In our study, we focused on a rather general assessment of failed humor in leadership. Although this is intended, because we think that the effect would only unfold if the failing of humor is perceived to be a typical interaction pattern (Asendorpf et al., 2017), further studies should look more closely at particular events of failed humor in daily leader-follower interactions and compare the results with more general measures. Such studies might be conducted as event sampling studies asking for failed humor directly after each interaction between leader and follower. Alternatively, observational studies could be used (e.g., Lehmann-Willenbrock and Allen, 2014). Such studies, however, would have to deal with the difficulty of observing humor attempts by the leader without seeing the followers’ amusement or emerging sequences of humor as the result of such attempts (which would be failed humor). Research would thus need a deeper understanding of how to observe humor attempts even without them having an effect on the follower’s amusement.
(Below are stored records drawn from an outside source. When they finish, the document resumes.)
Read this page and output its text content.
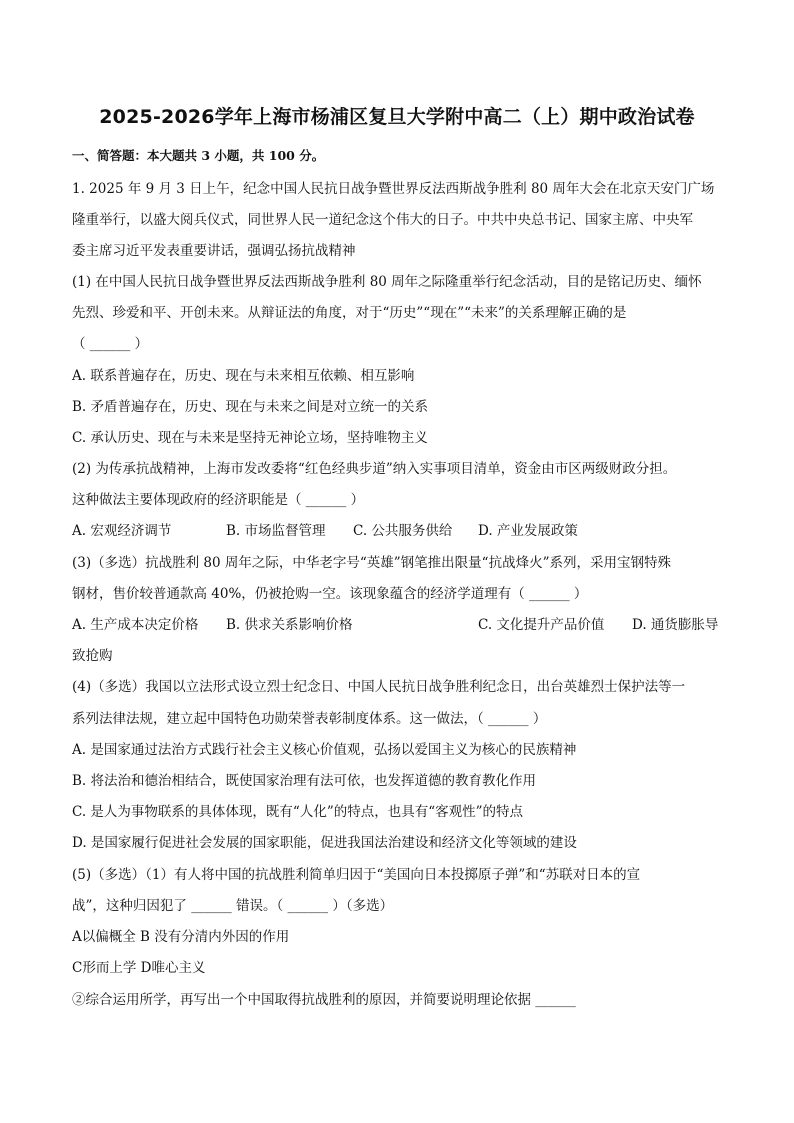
2025-2026学年上海市杨浦区复旦大学附中高二（上）期中政治试卷
一、简答题：本大题共 3 小题，共 100 分。
1. 2025 年 9 月 3 日上午，纪念中国人民抗日战争暨世界反法西斯战争胜利 80 周年大会在北京天安门广场
隆重举行，以盛大阅兵仪式，同世界人民一道纪念这个伟大的日子。中共中央总书记、国家主席、中央军
委主席习近平发表重要讲话，强调弘扬抗战精神
(1) 在中国人民抗日战争暨世界反法西斯战争胜利 80 周年之际隆重举行纪念活动，目的是铭记历史、缅怀
先烈、珍爱和平、开创未来。从辩证法的角度，对于“历史”“现在”“未来”的关系理解正确的是
（ ______ ）
A. 联系普遍存在，历史、现在与未来相互依赖、相互影响
B. 矛盾普遍存在，历史、现在与未来之间是对立统一的关系
C. 承认历史、现在与未来是坚持无神论立场，坚持唯物主义
(2) 为传承抗战精神，上海市发改委将“红色经典步道”纳入实事项目清单，资金由市区两级财政分担。
这种做法主要体现政府的经济职能是（ ______ ）
A. 宏观经济调节	B. 市场监督管理 C. 公共服务供给 D. 产业发展政策
(3)（多选）抗战胜利 80 周年之际，中华老字号“英雄”钢笔推出限量“抗战烽火”系列，采用宝钢特殊
钢材，售价较普通款高 40%，仍被抢购一空。该现象蕴含的经济学道理有（ ______ ）
A. 生产成本决定价格 B. 供求关系影响价格	C. 文化提升产品价值 D. 通货膨胀导
致抢购
(4)（多选）我国以立法形式设立烈士纪念日、中国人民抗日战争胜利纪念日，出台英雄烈士保护法等一
系列法律法规，建立起中国特色功勋荣誉表彰制度体系。这一做法，（ ______ ）
A. 是国家通过法治方式践行社会主义核心价值观，弘扬以爱国主义为核心的民族精神
B. 将法治和德治相结合，既使国家治理有法可依，也发挥道德的教育教化作用
C. 是人为事物联系的具体体现，既有“人化”的特点，也具有“客观性”的特点
D. 是国家履行促进社会发展的国家职能，促进我国法治建设和经济文化等领域的建设
(5)（多选）（1）有人将中国的抗战胜利简单归因于“美国向日本投掷原子弹”和“苏联对日本的宣
战”，这种归因犯了 ______ 错误。（ ______ ）（多选）
A以偏概全 B 没有分清内外因的作用
C形而上学 D唯心主义
②综合运用所学，再写出一个中国取得抗战胜利的原因，并简要说明理论依据 ______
One possible way might be an observational study including the retrospective comments by the participants of a meeting.
In a related way, it might also be interesting to see whether independent observers might come to similar conclusions with respect to failed humor in leadership. Conceptually, however, it would not threaten the validity of our concept of failed humor, if independent observers would not agree with respect to failed humor, because we view failed humor in leadership as the perception of a typical interaction pattern between leader and follower. Such a concept is conceptually similar to abusive supervision (e.g., Tepper, 2000) which is also defined in terms of follower perceptions of hostile behaviors of the leader. It is per definition that independent raters do not have to come to similar judgments when rating failed humor in leadership. Nevertheless, as in research on abusive supervision (cf. Martinko et al., 2013), it would be important to disentangle the sources of variance with respect to failed humor in leadership.
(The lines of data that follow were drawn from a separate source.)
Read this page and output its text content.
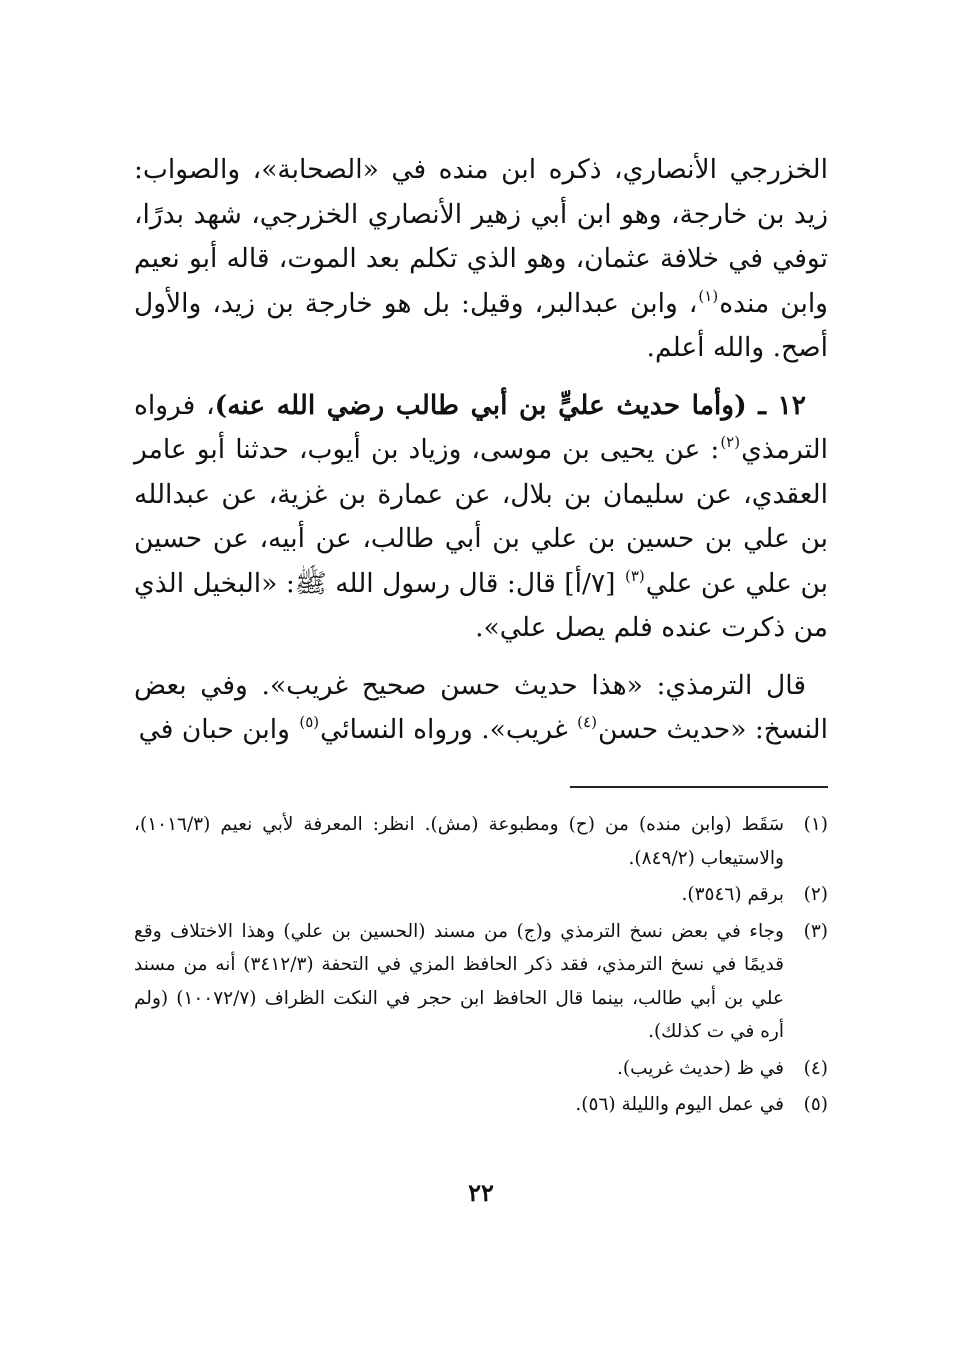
الخزرجي الأنصاري، ذكره ابن منده في «الصحابة»، والصواب: زيد بن خارجة، وهو ابن أبي زهير الأنصاري الخزرجي، شهد بدرًا، توفي في خلافة عثمان، وهو الذي تكلم بعد الموت، قاله أبو نعيم وابن منده$^{(١)}$، وابن عبدالبر، وقيل: بل هو خارجة بن زيد، والأول أصح. والله أعلم.

١٢ ـ (وأما حديث عليٍّ بن أبي طالب رضي الله عنه)، فرواه الترمذي$^{(٢)}$: عن يحيى بن موسى، وزياد بن أيوب، حدثنا أبو عامر العقدي، عن سليمان بن بلال، عن عمارة بن غزية، عن عبدالله بن علي بن حسين بن علي بن أبي طالب، عن أبيه، عن حسين بن علي عن علي$^{(٣)}$ [٧/أ] قال: قال رسول الله ﷺ: «البخيل الذي من ذكرت عنده فلم يصل علي».

قال الترمذي: «هذا حديث حسن صحيح غريب». وفي بعض النسخ: «حديث حسن$^{(٤)}$ غريب». ورواه النسائي$^{(٥)}$ وابن حبان في

(١)
سَقَط (وابن منده) من (ح) ومطبوعة (مش). انظر: المعرفة لأبي نعيم (١٠١٦/٣)، والاستيعاب (٨٤٩/٢).
(٢)
برقم (٣٥٤٦).
(٣)
وجاء في بعض نسخ الترمذي و(ج) من مسند (الحسين بن علي) وهذا الاختلاف وقع قديمًا في نسخ الترمذي، فقد ذكر الحافظ المزي في التحفة (٣٤١٢/٣) أنه من مسند علي بن أبي طالب، بينما قال الحافظ ابن حجر في النكت الظراف (١٠٠٧٢/٧) (ولم أره في ت كذلك).
(٤)
في ظ (حديث غريب).
(٥)
في عمل اليوم والليلة (٥٦).
٢٢
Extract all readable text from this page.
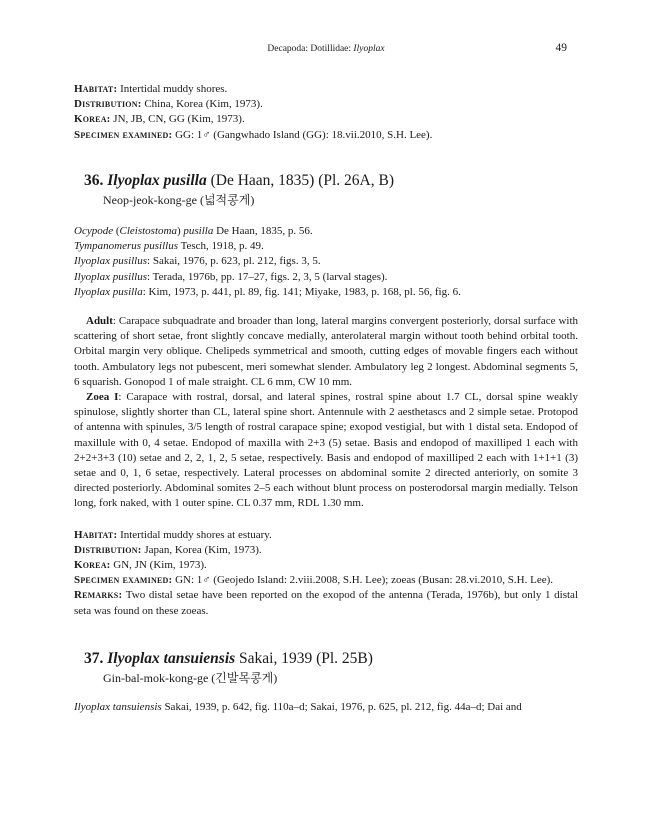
Decapoda: Dotillidae: Ilyoplax	49

Habitat: Intertidal muddy shores.

Distribution: China, Korea (Kim, 1973).

Korea: JN, JB, CN, GG (Kim, 1973).

Specimen examined: GG: 1♂ (Gangwhado Island (GG): 18.vii.2010, S.H. Lee).

36. Ilyoplax pusilla (De Haan, 1835) (Pl. 26A, B)
Neop-jeok-kong-ge (넓적콩게)

Ocypode (Cleistostoma) pusilla De Haan, 1835, p. 56.

Tympanomerus pusillus Tesch, 1918, p. 49.

Ilyoplax pusillus: Sakai, 1976, p. 623, pl. 212, figs. 3, 5.

Ilyoplax pusillus: Terada, 1976b, pp. 17–27, figs. 2, 3, 5 (larval stages).

Ilyoplax pusilla: Kim, 1973, p. 441, pl. 89, fig. 141; Miyake, 1983, p. 168, pl. 56, fig. 6.

Adult: Carapace subquadrate and broader than long, lateral margins convergent posteriorly, dorsal surface with scattering of short setae, front slightly concave medially, anterolateral margin without tooth behind orbital tooth. Orbital margin very oblique. Chelipeds symmetrical and smooth, cutting edges of movable fingers each without tooth. Ambulatory legs not pubescent, meri somewhat slender. Ambulatory leg 2 longest. Abdominal segments 5, 6 squarish. Gonopod 1 of male straight. CL 6 mm, CW 10 mm.

Zoea I: Carapace with rostral, dorsal, and lateral spines, rostral spine about 1.7 CL, dorsal spine weakly spinulose, slightly shorter than CL, lateral spine short. Antennule with 2 aesthetascs and 2 simple setae. Protopod of antenna with spinules, 3/5 length of rostral carapace spine; exopod vestigial, but with 1 distal seta. Endopod of maxillule with 0, 4 setae. Endopod of maxilla with 2+3 (5) setae. Basis and endopod of maxilliped 1 each with 2+2+3+3 (10) setae and 2, 2, 1, 2, 5 setae, respectively. Basis and endopod of maxilliped 2 each with 1+1+1 (3) setae and 0, 1, 6 setae, respectively. Lateral processes on abdominal somite 2 directed anteriorly, on somite 3 directed posteriorly. Abdominal somites 2–5 each without blunt process on posterodorsal margin medially. Telson long, fork naked, with 1 outer spine. CL 0.37 mm, RDL 1.30 mm.

Habitat: Intertidal muddy shores at estuary.

Distribution: Japan, Korea (Kim, 1973).

Korea: GN, JN (Kim, 1973).

Specimen examined: GN: 1♂ (Geojedo Island: 2.viii.2008, S.H. Lee); zoeas (Busan: 28.vi.2010, S.H. Lee).

Remarks: Two distal setae have been reported on the exopod of the antenna (Terada, 1976b), but only 1 distal seta was found on these zoeas.

37. Ilyoplax tansuiensis Sakai, 1939 (Pl. 25B)
Gin-bal-mok-kong-ge (긴발목콩게)

Ilyoplax tansuiensis Sakai, 1939, p. 642, fig. 110a–d; Sakai, 1976, p. 625, pl. 212, fig. 44a–d; Dai and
In order to further establish construct validity of our measure, it might also be interesting to see whether failed humor in leadership is related to other humor constructs such as self-defeating humor or self-enhancing humor (Martin et al., 2003) or the humor styles (e.g., competent vs. inept humorous style as suggested by Craik et al., 1996). However, it is important to not only build nomological networks in the context of humor concepts but also in the context of leadership. Investigations of the construct validity of failed humor in leadership should therefore also take more general leadership concepts such as transformational leadership (e.g., Bass, 1985) or abusive supervision (Tepper, 2000) into account.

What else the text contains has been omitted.